Да, они победили. Его идеи оказались верны. Шантийцы взяли верх в этой битве, не применяя насилия. Ни одной смерти; одно ранение. «Рабы» освободились, никому не угрожая, не поднимая восстания, не размахивая мачете. А их «хозяева» бросились к своим Хозяевам – докладывать о провале, и, возможно, теперь у них будет время поудивляться этой неудаче и начать думать и видеть правду… И ведь вполне приличные люди – например, этот капитан, да и другие тоже… Когда они наконец хотя бы задумаются над тем, что такое истинная свобода, то и сами в итоге придут к ней. И тогда Столица присоединится к Шанти. А когда охранники перестанут служить им, и боссы непременно тоже откажутся от своей жалкой игры в правительство, от своих претензий на власть над другими людьми. Они тоже непременно придут к пониманию свободы – медленнее, чем рабочий люд, но тоже обязательно придут: для того чтобы стать действительно свободными, они должны сложить оружие, перестать от кого-то обороняться, выйти из-за своих крепостных стен, стать равными среди равных, стать братьями других людей. И тогда солнце свободы взойдет над миром Людей – жителей планеты Виктория – вспыхнет, как сейчас, ясным серебристым светом из-под тяжелой массы облаков. В лучах восходящего солнца каждая тень черной отчетливой полосой ложилась поперек узкой дороги и каждая лужица, оставленная вчерашним ливнем, сверкала, точно веселая улыбка ребенка.
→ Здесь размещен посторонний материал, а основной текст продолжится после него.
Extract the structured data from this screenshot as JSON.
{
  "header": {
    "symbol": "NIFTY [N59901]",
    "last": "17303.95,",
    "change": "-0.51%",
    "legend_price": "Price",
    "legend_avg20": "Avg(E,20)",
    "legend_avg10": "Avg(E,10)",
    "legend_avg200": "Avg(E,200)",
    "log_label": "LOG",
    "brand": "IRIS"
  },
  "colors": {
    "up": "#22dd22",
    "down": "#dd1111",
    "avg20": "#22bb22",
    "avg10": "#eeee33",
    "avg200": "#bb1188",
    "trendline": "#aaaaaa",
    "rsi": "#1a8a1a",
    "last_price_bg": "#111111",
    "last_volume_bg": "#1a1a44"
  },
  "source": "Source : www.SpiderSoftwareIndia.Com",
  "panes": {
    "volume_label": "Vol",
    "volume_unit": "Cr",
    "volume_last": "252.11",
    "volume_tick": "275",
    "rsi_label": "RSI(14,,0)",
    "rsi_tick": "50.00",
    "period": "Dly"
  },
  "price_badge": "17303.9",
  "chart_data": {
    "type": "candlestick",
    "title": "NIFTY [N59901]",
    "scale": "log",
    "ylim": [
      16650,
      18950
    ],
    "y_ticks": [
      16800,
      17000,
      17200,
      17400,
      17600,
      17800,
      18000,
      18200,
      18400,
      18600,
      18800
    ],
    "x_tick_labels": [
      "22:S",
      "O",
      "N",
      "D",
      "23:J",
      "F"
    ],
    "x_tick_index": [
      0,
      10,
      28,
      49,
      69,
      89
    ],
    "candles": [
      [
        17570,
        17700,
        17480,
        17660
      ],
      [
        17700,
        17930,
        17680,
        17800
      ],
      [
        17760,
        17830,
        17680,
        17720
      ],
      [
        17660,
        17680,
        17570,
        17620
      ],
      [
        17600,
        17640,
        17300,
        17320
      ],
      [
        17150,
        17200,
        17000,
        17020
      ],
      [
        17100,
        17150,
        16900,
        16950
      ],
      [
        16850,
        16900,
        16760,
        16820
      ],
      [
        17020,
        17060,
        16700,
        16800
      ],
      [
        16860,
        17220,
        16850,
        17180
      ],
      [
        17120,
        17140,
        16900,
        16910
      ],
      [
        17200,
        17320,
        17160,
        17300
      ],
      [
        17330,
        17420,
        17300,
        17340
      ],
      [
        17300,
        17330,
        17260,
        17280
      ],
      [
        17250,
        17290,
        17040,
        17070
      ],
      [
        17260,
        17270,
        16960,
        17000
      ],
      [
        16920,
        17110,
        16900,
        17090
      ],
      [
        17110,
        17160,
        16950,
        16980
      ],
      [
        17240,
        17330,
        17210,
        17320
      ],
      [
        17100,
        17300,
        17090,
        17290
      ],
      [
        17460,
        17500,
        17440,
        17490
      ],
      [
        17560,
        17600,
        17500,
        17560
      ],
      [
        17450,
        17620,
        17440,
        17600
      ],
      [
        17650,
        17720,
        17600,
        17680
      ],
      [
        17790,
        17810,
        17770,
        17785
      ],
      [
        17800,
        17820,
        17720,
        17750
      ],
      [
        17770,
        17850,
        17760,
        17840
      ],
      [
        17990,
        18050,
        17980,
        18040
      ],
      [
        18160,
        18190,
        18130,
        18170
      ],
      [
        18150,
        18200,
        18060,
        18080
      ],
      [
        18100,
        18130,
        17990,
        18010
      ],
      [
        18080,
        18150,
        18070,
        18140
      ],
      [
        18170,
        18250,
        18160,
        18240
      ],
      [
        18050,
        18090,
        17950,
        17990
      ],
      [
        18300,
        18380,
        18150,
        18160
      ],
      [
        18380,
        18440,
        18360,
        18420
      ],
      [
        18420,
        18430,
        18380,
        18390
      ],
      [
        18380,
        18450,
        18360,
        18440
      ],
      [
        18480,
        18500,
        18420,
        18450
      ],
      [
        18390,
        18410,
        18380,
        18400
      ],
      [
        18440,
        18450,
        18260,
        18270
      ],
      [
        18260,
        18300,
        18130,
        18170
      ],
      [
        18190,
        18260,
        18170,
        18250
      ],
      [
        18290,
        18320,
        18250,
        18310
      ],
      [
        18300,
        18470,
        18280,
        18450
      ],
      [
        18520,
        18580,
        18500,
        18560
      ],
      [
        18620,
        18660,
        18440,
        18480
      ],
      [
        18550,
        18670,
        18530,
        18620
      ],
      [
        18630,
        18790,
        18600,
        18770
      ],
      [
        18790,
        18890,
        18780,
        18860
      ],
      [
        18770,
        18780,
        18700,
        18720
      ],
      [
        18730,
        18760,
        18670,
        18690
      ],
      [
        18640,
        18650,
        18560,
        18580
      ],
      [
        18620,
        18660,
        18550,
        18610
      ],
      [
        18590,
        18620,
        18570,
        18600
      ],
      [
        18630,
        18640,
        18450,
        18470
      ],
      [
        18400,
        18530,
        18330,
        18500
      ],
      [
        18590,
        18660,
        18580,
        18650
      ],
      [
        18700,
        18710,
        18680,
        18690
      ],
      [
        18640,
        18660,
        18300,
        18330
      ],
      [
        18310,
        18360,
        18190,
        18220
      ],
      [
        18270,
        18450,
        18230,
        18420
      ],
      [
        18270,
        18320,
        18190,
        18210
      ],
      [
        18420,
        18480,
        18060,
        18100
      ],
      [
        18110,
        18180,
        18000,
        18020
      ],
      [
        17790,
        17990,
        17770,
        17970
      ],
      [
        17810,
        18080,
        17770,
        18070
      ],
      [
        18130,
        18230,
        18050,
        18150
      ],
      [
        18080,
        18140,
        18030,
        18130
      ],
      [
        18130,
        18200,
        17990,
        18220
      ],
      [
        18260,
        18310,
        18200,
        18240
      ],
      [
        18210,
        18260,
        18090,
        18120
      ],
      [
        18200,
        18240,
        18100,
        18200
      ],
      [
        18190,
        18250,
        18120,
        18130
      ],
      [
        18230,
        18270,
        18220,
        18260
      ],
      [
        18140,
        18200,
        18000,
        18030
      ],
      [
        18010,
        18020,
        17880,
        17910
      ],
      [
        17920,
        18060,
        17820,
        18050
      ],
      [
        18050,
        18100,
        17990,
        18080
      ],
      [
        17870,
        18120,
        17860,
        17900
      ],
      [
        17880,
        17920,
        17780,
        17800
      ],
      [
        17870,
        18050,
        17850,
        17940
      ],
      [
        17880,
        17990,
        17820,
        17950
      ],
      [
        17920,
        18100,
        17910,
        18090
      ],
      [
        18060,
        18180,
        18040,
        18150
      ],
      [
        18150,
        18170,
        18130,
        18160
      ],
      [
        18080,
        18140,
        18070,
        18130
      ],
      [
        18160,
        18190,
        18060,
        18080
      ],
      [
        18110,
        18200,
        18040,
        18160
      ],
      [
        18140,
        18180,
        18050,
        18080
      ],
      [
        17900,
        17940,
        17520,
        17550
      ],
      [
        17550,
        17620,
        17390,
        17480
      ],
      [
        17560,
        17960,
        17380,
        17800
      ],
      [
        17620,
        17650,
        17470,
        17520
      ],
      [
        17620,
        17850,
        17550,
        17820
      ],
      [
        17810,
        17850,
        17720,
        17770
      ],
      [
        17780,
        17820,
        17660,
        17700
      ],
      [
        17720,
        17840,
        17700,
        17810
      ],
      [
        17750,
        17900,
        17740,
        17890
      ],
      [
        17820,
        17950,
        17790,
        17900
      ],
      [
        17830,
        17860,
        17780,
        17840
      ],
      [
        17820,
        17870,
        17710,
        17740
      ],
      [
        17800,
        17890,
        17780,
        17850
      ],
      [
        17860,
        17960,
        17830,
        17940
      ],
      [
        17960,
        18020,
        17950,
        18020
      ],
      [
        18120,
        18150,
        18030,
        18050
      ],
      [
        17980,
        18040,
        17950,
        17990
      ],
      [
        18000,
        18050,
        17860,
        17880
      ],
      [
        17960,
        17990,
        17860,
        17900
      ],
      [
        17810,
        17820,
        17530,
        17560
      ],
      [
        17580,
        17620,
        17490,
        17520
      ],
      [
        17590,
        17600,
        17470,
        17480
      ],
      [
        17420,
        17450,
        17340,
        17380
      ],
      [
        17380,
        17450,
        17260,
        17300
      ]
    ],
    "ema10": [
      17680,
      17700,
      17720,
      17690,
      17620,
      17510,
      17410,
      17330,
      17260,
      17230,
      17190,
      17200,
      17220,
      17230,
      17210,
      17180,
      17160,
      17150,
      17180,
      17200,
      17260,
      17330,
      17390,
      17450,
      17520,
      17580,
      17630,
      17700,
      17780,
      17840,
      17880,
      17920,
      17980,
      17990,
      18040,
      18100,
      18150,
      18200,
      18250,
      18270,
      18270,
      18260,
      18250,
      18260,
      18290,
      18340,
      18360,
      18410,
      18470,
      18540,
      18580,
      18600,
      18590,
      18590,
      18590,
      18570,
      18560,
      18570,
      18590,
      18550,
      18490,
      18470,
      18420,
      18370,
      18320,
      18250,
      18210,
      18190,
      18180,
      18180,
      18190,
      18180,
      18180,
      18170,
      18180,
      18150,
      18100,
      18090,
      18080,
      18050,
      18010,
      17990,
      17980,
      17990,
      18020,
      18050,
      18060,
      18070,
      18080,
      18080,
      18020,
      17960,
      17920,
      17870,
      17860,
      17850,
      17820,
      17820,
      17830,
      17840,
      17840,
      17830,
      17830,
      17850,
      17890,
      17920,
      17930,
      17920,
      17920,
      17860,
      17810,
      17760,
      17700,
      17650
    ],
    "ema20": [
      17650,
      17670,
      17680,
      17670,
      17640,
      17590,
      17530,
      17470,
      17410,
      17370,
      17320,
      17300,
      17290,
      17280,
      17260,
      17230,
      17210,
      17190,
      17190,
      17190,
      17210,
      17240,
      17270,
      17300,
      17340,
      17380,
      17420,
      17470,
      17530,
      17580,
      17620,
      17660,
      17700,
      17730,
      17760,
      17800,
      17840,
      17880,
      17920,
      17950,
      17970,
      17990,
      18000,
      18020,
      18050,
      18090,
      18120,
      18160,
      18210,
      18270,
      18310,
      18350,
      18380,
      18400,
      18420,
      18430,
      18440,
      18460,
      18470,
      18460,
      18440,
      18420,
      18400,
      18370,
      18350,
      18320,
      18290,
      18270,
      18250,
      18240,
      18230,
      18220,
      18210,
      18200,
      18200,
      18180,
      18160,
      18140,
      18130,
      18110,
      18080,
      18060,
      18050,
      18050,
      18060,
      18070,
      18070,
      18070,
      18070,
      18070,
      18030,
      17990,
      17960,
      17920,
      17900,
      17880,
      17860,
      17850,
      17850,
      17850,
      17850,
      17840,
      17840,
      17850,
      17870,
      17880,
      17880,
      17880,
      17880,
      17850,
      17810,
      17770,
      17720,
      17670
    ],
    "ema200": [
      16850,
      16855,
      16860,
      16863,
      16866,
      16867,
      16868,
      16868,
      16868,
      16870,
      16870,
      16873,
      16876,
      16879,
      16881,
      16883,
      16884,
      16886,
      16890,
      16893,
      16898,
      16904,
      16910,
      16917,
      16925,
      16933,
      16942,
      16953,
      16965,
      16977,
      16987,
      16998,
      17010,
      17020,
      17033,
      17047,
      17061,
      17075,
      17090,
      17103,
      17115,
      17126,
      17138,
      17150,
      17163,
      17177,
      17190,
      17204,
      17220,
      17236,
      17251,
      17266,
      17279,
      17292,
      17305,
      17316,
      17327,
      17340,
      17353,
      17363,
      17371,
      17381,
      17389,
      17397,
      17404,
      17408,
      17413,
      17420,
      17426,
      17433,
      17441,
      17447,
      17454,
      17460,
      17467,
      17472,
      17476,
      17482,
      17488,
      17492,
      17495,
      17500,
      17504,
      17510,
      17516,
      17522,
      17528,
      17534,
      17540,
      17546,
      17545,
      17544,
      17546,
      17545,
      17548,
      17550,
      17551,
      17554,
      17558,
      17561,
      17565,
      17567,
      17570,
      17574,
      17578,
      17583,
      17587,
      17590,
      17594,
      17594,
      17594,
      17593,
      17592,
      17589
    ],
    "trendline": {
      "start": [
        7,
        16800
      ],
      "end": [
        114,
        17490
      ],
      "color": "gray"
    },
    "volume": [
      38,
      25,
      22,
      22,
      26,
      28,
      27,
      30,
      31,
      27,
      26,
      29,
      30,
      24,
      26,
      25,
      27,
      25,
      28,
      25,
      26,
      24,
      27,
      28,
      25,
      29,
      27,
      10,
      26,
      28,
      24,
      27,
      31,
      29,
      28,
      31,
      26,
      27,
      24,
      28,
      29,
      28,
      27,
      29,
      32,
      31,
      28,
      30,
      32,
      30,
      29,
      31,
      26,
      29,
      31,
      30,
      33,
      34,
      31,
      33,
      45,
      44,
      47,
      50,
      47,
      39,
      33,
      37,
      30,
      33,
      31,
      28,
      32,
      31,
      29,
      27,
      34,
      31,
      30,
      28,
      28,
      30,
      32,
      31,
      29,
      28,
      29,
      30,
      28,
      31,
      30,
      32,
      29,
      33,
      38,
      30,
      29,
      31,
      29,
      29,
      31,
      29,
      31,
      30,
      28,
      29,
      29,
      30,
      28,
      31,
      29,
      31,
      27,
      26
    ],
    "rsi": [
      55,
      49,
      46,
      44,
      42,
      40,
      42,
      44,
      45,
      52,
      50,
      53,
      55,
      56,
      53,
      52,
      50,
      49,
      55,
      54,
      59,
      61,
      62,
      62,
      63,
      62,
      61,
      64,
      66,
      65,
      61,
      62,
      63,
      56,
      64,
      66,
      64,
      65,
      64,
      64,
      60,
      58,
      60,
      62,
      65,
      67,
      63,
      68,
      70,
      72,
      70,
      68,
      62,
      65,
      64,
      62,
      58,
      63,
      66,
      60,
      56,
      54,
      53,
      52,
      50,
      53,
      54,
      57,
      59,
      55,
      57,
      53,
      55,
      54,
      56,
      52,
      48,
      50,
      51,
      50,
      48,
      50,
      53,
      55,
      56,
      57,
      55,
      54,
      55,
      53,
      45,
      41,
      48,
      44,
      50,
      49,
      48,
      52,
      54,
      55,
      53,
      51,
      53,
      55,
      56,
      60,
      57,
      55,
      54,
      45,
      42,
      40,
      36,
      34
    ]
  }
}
И ведь именно я, думал Лев с восторгом, именно я говорил от их имени, именно ко мне они обратили свои взоры, и я не дал им испытать разочарование. Мы оказались стойкими! О господи, когда он выстрелил из своего ружья в воздух, я ведь решил сперва, что он меня убил, а потом – что оглох! Но вчера при разговоре с этим капитаном мне даже в голову ни разу не пришло: «А что, если он выстрелит?» – потому что я знал: он никогда не сможет поднять ружье и выстрелить в меня, и он понимал это, и ружье для него было совершенно бесполезным… Если тебе что-то непременно нужно, то это всегда возможно. Можно выстоять. Мне выстоять удалось, нам всем удалось. О господи, как я их всех люблю, всех, всех! Я и не знал, понятия не имел, что можно быть таким счастливым!

Он спешил в светлеющем воздухе утра к своему дому, а пролившийся ночью дождь под его босыми ногами взлетал ледяными брызгами, словно короткий холодный смешок.